Why You Need Vitamins for Good Health
Vitamins are a group of organic substances that can be found in a wide variety of natural food. Since these are essential to the normal metabolism of the body, not having enough can lead to medical conditions.
As organic compounds, vitamins contain carbon, an essential nutrient that the body does not produce enough of, thus the need to obtain them from food. However, unlike proteins, fats and carbohydrates, vitamins do not give you energy, although they do help the body grow and function optimally.
There are thirteen essential vitamins that provide a whole range of health benefits, including better eyesight, a stronger immune system, stronger bones, faster wound healing process, and several others. If you don’t take in enough vitamins, you increase your risk of developing diseases or medical conditions.
Types of Vitamins
Vitamins are either fat soluble or water-soluble, depending on body storage. Vitamins A, D, E and K are fat-soluble, and this means that they are stored in fats, where they stay for up to about six months.
On the other hand, water-soluble vitamins, namely vitamin C and the vitamin B series (B6, B12, pantothenic acid, folate, biotin, thiamine and niacin) are all distributed all over the body through blood circulation. Because your body doesn’t keep these water-soluble vitamins, you need to replenish your stores on a regular basis.
All the thirteen vitamins have their own individual functions, but they can work as a group as well in improving your health. Apart from stronger bones, teeth and immunity, vitamin A also gives you better eyesight and glowing skin.
Vitamin C also strengthens immunity, encourages good tissue development and helps the body in absorbing iron. Vitamin, D coupled with calcium (another mineral), is vital to bone health and immunity as well. Vitamin E helps your body make use of vitamin K, and this is involved in blood-clotting and bone health maintenance, and also plays a part in essential red blood cell formation.
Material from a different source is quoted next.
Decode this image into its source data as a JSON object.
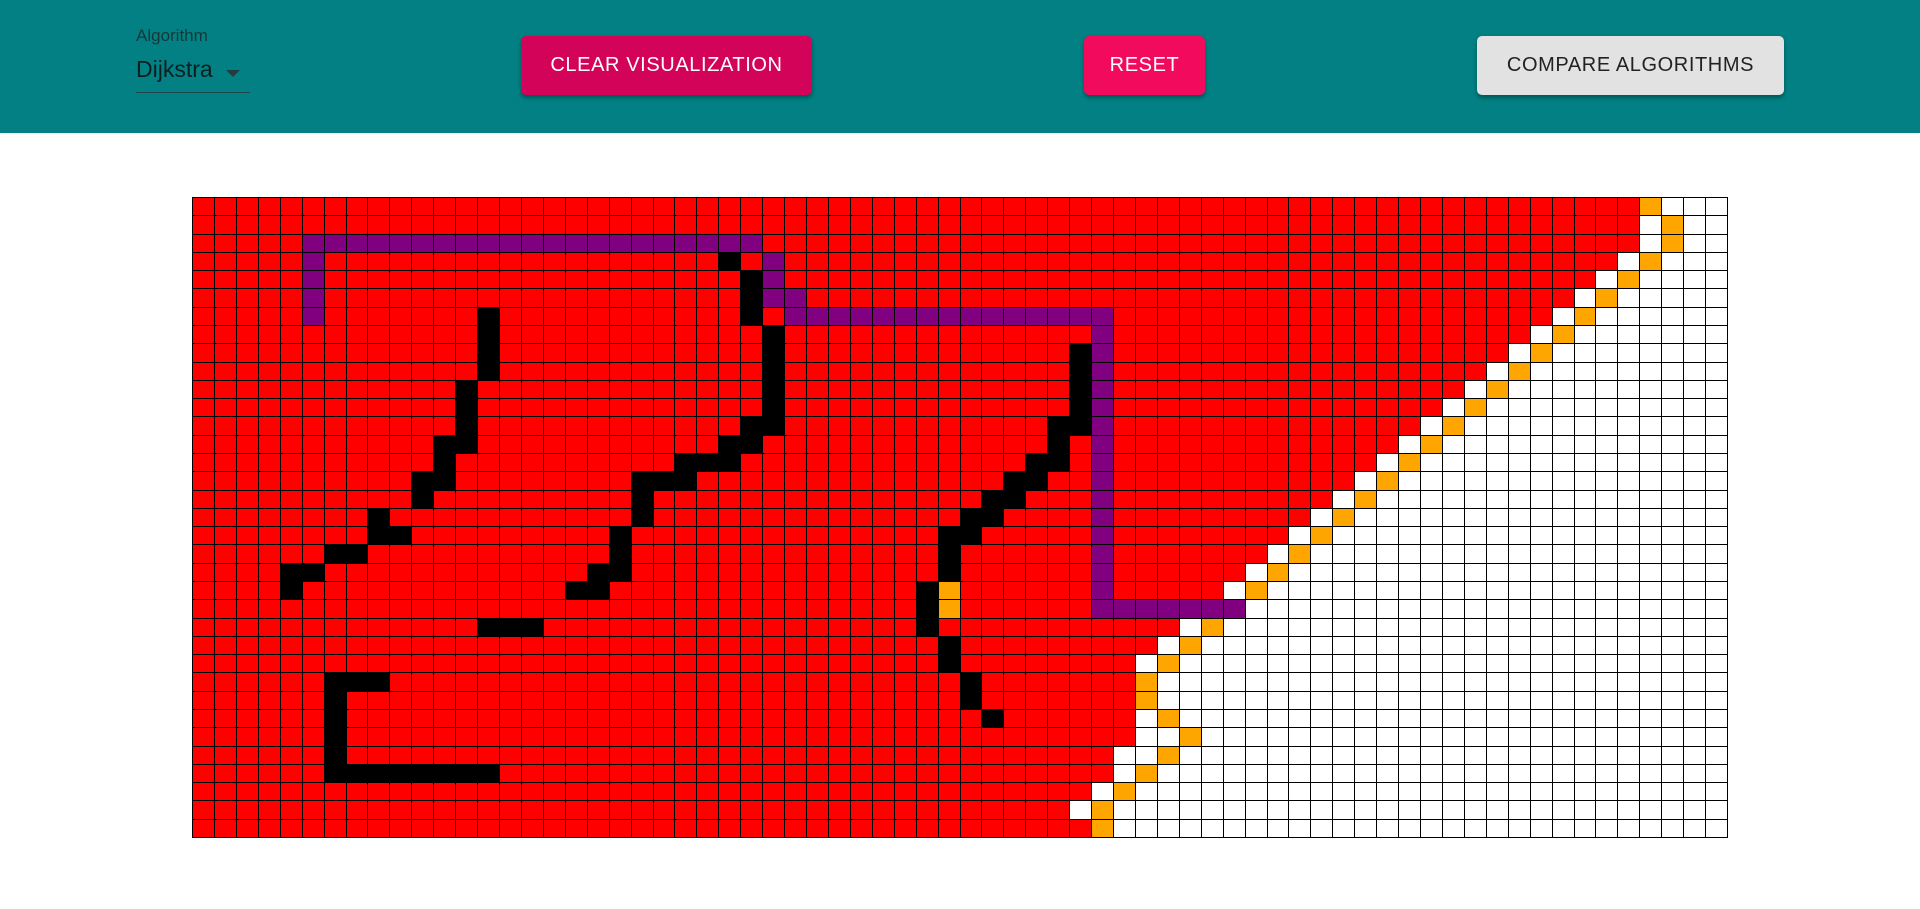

Of course, the B vitamins have their own work to do, most of which is related to metabolism, cellular maintenance, heart and brain health and hormone production.
Consequences of Vitamin Deficiencies
Inadequate intake of vitamins leads to health risks associated with osteoporosis, cancer and heart disease. Vitamin B deficiency in particular can cause anemia and permanent nerve damage.
Without enough vitamin C in your diet, you will have limited stores of collagen, which makes up your body’s primary tissue. In prolonged cases of vitamin C deficiency, a person can develop scurvy, whose symptoms include gingivitis, skin hemorrhage, anemia and general weakness.
Finally, vitamin D deficiency can cause rickets, which can be seen as autoimmune diseases and poor bone health in adults, and as poor bone health and growth in kids.
If you’re really keen on learning about vitamins and their importance, just look online and you find tons of information. This article can help you start off on the right foot.